Olağanüstü BİR ANI….

1714
Değerli okurlarım, okuduğumda çok etkilendiğim bir anıyı sizlerle paylaşmak istiyorum, eminim ki şimdiye dek okumamış olanlarınızda oldukça etkilenecektir.
***
           Yıl: 1931          Ay: Kasım          Yer: Ankara
            Mustafa Kemal ATATÜRK, yurtdışında Türkiye’yi olağanüstü başarıyla temsil eden pehlivan Kurtdereli’yle tanışıyor ve o günün gece yarısı kendisine bir mektup yazıyor.
            Mektubunda:
            “Çoluk çocuğun için sana ufak bir armağan gönderiyorum. O, bu mektubumla beraberdir. Pehlivan ömrünün tam sağlıkla uzun sürmesini dilerim”  diyor.
            Gece yarısı bu mektubu, Yaveri Salih Bozok’u görevlendirerek Zafer Oteli’nde kalmakta olan Kurtdereli’ye yolluyor. Mektubun içine de 1000 Liralık bir İş Bankası çeki koyuyor; çekin üzerini de imzalıyor ve “Kurtdere’li Mehmet Pehlivan’a 1000 T. Lira veriniz. Bu para, Aralık Ayı aylığımdan faiziyle kesilecektir”diye.
            *Kurtdereli, kısa bir süre sonra bankaya gidip çeki veriyor, 1000 Liralık ödül kendisine ödeniyor. Ama Kurtdereli bankadan gitmiyor. Niçin beklediğini soruyorlar; “çeki vermenizi bekliyorum” diyor.
            Banka Müdürü: “Parayı aldın, çek bizde kalacak.
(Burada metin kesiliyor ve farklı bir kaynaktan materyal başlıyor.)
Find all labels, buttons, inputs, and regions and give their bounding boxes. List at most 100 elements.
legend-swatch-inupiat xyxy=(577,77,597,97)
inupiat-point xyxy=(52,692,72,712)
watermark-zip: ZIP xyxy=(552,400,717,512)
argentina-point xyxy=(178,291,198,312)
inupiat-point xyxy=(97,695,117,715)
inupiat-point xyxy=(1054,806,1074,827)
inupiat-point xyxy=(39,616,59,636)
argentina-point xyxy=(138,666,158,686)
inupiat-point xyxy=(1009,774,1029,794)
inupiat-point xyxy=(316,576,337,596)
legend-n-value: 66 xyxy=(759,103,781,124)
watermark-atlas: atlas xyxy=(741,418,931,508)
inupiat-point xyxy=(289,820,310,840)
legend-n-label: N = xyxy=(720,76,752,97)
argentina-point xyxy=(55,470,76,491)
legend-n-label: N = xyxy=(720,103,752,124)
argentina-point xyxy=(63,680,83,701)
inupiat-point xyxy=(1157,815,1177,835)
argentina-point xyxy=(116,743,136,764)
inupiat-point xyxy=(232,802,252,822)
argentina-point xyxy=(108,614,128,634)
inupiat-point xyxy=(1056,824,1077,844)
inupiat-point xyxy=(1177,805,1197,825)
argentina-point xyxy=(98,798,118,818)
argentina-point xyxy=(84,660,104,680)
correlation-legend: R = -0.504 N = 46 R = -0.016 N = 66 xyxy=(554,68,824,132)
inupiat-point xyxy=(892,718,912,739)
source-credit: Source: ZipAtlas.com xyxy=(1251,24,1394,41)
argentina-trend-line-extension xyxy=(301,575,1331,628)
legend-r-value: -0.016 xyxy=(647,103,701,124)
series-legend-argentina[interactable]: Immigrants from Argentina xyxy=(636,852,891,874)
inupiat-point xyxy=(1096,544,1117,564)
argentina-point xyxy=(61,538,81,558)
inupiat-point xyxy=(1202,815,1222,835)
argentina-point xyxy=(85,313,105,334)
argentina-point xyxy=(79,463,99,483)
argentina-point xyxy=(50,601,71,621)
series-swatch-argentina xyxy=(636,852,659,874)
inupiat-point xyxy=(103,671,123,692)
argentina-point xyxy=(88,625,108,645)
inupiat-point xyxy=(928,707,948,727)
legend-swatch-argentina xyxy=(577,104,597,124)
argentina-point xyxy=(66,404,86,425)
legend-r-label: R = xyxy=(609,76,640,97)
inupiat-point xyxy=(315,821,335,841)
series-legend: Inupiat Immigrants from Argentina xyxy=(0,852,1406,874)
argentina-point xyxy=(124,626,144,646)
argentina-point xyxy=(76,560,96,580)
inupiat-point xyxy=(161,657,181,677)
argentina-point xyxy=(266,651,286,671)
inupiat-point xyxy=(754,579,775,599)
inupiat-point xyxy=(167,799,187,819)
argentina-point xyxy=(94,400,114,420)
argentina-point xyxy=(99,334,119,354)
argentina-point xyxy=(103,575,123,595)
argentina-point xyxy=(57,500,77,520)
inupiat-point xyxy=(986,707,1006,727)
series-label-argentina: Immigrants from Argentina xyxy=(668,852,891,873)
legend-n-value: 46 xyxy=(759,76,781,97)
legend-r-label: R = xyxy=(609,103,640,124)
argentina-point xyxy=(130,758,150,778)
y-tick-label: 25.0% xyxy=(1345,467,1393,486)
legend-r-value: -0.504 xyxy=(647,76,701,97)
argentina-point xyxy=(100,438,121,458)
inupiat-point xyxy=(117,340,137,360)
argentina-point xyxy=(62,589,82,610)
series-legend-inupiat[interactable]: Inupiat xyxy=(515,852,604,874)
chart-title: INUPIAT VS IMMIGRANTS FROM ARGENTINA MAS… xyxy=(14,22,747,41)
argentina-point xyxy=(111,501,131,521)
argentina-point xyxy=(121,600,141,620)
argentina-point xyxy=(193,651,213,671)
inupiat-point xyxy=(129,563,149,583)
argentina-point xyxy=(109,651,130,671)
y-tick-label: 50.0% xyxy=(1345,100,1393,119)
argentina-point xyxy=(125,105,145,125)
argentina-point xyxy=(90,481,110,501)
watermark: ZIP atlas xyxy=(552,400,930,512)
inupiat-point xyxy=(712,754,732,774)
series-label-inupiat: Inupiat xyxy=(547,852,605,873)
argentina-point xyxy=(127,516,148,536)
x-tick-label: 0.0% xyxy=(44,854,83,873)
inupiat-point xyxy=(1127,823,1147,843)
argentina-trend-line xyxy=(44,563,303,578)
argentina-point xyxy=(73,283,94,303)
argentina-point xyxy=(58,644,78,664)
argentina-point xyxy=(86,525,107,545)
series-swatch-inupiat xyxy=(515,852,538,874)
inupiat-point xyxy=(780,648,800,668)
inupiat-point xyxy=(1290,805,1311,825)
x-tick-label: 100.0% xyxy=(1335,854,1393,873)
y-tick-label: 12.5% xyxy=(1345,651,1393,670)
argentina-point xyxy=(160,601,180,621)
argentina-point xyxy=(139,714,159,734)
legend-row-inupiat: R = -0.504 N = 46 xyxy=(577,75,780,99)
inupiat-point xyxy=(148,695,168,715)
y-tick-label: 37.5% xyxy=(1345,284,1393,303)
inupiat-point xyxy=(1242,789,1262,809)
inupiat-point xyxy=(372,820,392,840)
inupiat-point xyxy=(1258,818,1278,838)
Bu işlerin usulü böyledir” diyor.
            Kurtdereli: “O halde alın bu 1000 Lirayı, benim çekimi geri verin” diyor.
            Şaşıran Banka Müdürü: “Neden?” diye sorunca,
            Kurtdereli:“Orada Mustafa Kemal’in resmi ve altında imzası vardır” diyor.
            (Atatürk’ün kendi maaşından keserek uygun gördüğü ödülü, Atatürk’ün el yazısı ve imzası bulunan o çeki ömür boyu saklayabilmek için reddediyor.)
            *KURTDERELİ, bir demecinde bu olayı şöyle yorumluyor:
            “Sultan 2. Abdülhamit’in Saltanat döneminde Avrupa’ya gitmek için vapura bindiğim zaman, Saraydan bir mabeyinci gelip dedi ki:
            “Zat-i Şahanenin selamları var, Avrupa’da güreşirken benim taç ve tahtımın şerefini koruyarak güreş yapsın buyurdular.”
            Ben de kendisine dedim ki:
            “Zat-i Şahanenin taç ve tahtının olduğu kadar, benim sırtımın da şerefi vardır!”
            *Mabeyinci bir şey demeden gitti. Kendisine söylediğimi aynen Padişaha söylemiş olacak ki, Avrupa’dan dönen pehlivanlara hediyeler ihsan verilmek adet olduğu halde, ‘dönüşümde bana hiçbir şey verilmedi’.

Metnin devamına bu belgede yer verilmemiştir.